Most similar to the modern housing we know today, rooming houses and furnished housing districts in the early 20th century solidified the place of women in cities.

According to Ratcliff, by the beginning of the 20th century, every major city had a furnished housing district — which was a neighborhood populated with rooming houses, where people could rent a single furnished room. These neighborhoods also typically featured other new urban establishments for renters, like cheap restaurants, cafeterias, dance halls, and other spaces for socialization in furnished housing districts.

"[Rooming houses and furnished housing districts] were really part of a major shift. In these districts, women lived in a much more unsupervised environment," Ratcliff says. "There was a lot more privacy, a lot less supervision. Women enjoyed the freedom to eat when they wanted, where they wanted, with whom they wanted."

Similar to boarding houses and apartment hotels, these rooming houses also began to free women from the amount of domestic work that had been expected from them in their family homes. For the first time, women were able to focus on their own independent lives.

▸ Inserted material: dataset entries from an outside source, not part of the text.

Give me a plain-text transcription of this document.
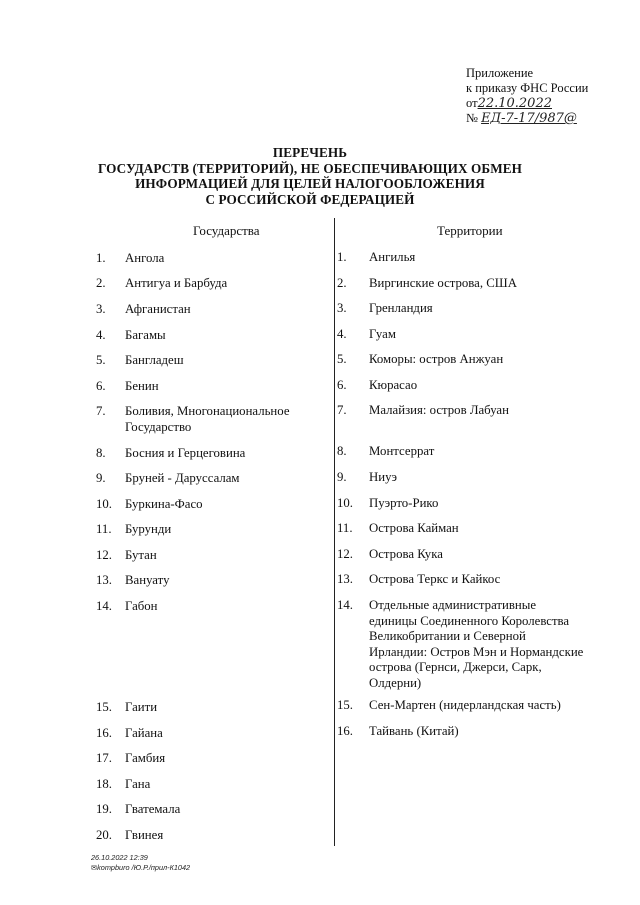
Приложение
к приказу ФНС России
от22.10.2022
№ ЕД-7-17/987@
ПЕРЕЧЕНЬ
ГОСУДАРСТВ (ТЕРРИТОРИЙ), НЕ ОБЕСПЕЧИВАЮЩИХ ОБМЕН
ИНФОРМАЦИЕЙ ДЛЯ ЦЕЛЕЙ НАЛОГООБЛОЖЕНИЯ
С РОССИЙСКОЙ ФЕДЕРАЦИЕЙ
Государства	Территории
1. Ангола
2. Антигуа и Барбуда
3. Афганистан
4. Багамы
5. Бангладеш
6. Бенин
7. Боливия, Многонациональное Государство
8. Босния и Герцеговина
9. Бруней - Даруссалам
10. Буркина-Фасо
11. Бурунди
12. Бутан
13. Вануату
14. Габон
15. Гаити
16. Гайана
17. Гамбия
18. Гана
19. Гватемала
20. Гвинея
1. Ангилья
2. Виргинские острова, США
3. Гренландия
4. Гуам
5. Коморы: остров Анжуан
6. Кюрасао
7. Малайзия: остров Лабуан
8. Монтсеррат
9. Ниуэ
10. Пуэрто-Рико
11. Острова Кайман
12. Острова Кука
13. Острова Теркс и Кайкос
14. Отдельные административные единицы Соединенного Королевства Великобритании и Северной Ирландии: Остров Мэн и Нормандские острова (Гернси, Джерси, Сарк, Олдерни)
15. Сен-Мартен (нидерландская часть)
16. Тайвань (Китай)
26.10.2022 12:39
✉kompburo /Ю.Р./прил-К1042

"Feminism really involved a lot of innovation around housing and forming communal living situations for women... I think that we enjoy the fruits of that movement today."

Kate Ratcliff

In 1872, Feminist and apartment living advocate Sarah Gilman Young published an analysis of Parisian apartments, in which she argued that one-floor apartments presented the solution to the housekeeping crisis women were facing in the city. According to Elizabeth C. Cromley’s book Alone Together: A History of New York’s Early Apartments, Young argued that apartments were easier to keep clean because they were only one floor and had less furnishings, were safe to leave for the holidays because they had concierges who could watch over the space, were more efficiently laid out because they did not need individual laundry equipment or space for washing and drying, and lessened the need for cooking at home because of cafes and restaurants available outside the home.

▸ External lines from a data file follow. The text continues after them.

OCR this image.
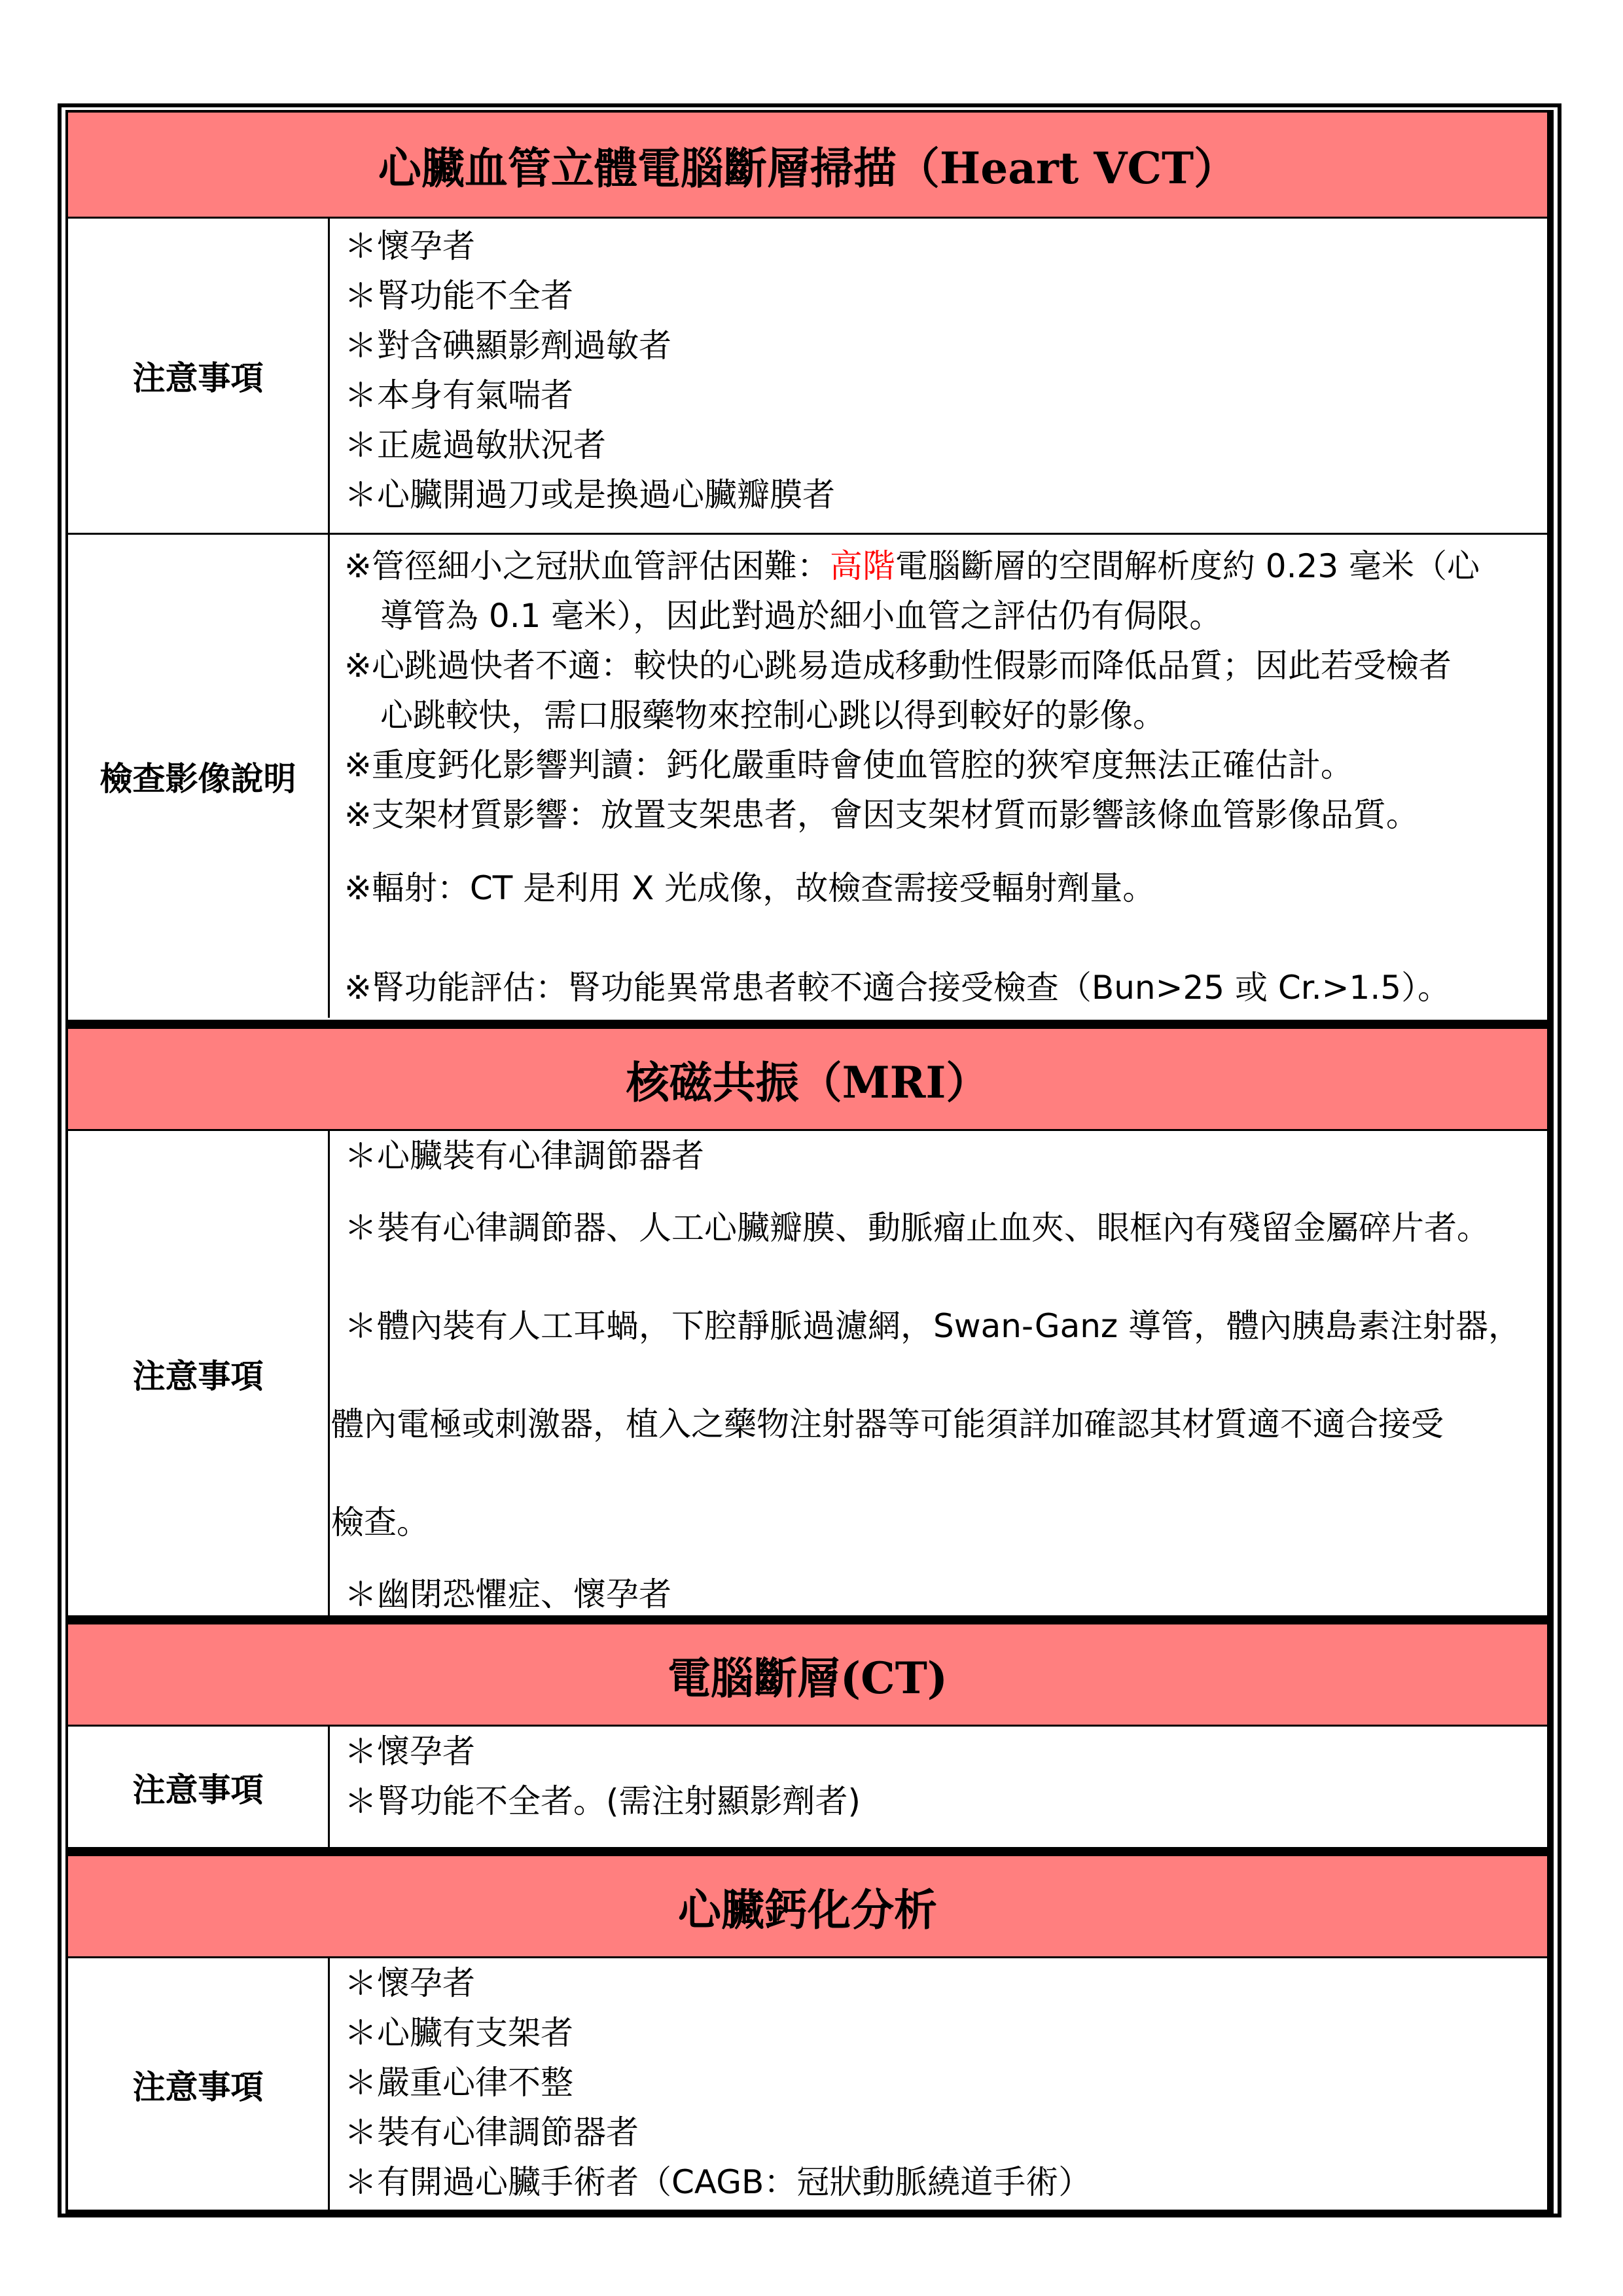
心臟血管立體電腦斷層掃描（Heart VCT）
注意事項
＊懷孕者
＊腎功能不全者
＊對含碘顯影劑過敏者
＊本身有氣喘者
＊正處過敏狀況者
＊心臟開過刀或是換過心臟瓣膜者
檢查影像說明
※管徑細小之冠狀血管評估困難：高階電腦斷層的空間解析度約 0.23 毫米（心
導管為 0.1 毫米），因此對過於細小血管之評估仍有侷限。
※心跳過快者不適：較快的心跳易造成移動性假影而降低品質；因此若受檢者
心跳較快，需口服藥物來控制心跳以得到較好的影像。
※重度鈣化影響判讀：鈣化嚴重時會使血管腔的狹窄度無法正確估計。
※支架材質影響：放置支架患者，會因支架材質而影響該條血管影像品質。
※輻射：CT 是利用 X 光成像，故檢查需接受輻射劑量。
※腎功能評估：腎功能異常患者較不適合接受檢查（Bun>25 或 Cr.>1.5）。
核磁共振（MRI）
注意事項
＊心臟裝有心律調節器者
＊裝有心律調節器、人工心臟瓣膜、動脈瘤止血夾、眼框內有殘留金屬碎片者。
＊體內裝有人工耳蝸，下腔靜脈過濾網，Swan-Ganz 導管，體內胰島素注射器，
體內電極或刺激器，植入之藥物注射器等可能須詳加確認其材質適不適合接受
檢查。
＊幽閉恐懼症、懷孕者
電腦斷層(CT)
注意事項
＊懷孕者
＊腎功能不全者。(需注射顯影劑者)
心臟鈣化分析
注意事項
＊懷孕者
＊心臟有支架者
＊嚴重心律不整
＊裝有心律調節器者
＊有開過心臟手術者（CAGB：冠狀動脈繞道手術）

With these new freedom came new ideas — and furnished housing districts became hot spots for new subcultures to form among women, Ratcliff says. Groups of artists, feminists, and political radicals began to meet.

Looking Toward the Future

By the late 1920s, construction of new women’s-only housing slowed significantly due to the economic pressures of the Great Depression. But the foundation for a future of more independent living had already been laid. Historian Joshua Zeitz writes: “By 1929, more than a quarter of all women — and more than half of all single women — were gainfully employed. In large cities like Chicago, Philadelphia, and St. Paul, anywhere between one-quarter and one-third of adult women workers lived alone in private apartments or boardinghouses, free from the close surveillance of their parents.”

"By 1920, the cultural images [of single women] really changed," Ratcliff says. "Think of all the images of young women embracing opportunity and excitement in the urban environment. Those entrepreneurs who had developed these new urban consumer culture opportunities that women took advantage of really promoted this new image of the young single woman."

While there was still a long way to go before expectations around marriage for women began to loosen their grasp, single living opportunities planted the seed for this kind of thought. In 1936, Vogue editor Marjorie Hillis published her humorous guide, Live Alone and Like It, a manifesto for single women to take charge of their current lives and enjoy life. A few decades later, in the late 1960s, Cosmopolitan magazine editor-in-chief Helen Gurley Brown published a similar book. By then, single men and women were living in youth-oriented apartment complexes in cities across the country.

"Feminism really involved a lot of innovation around housing and forming communal living situations for women," Ratcliff says. "I think that we enjoy the fruits of that movement today."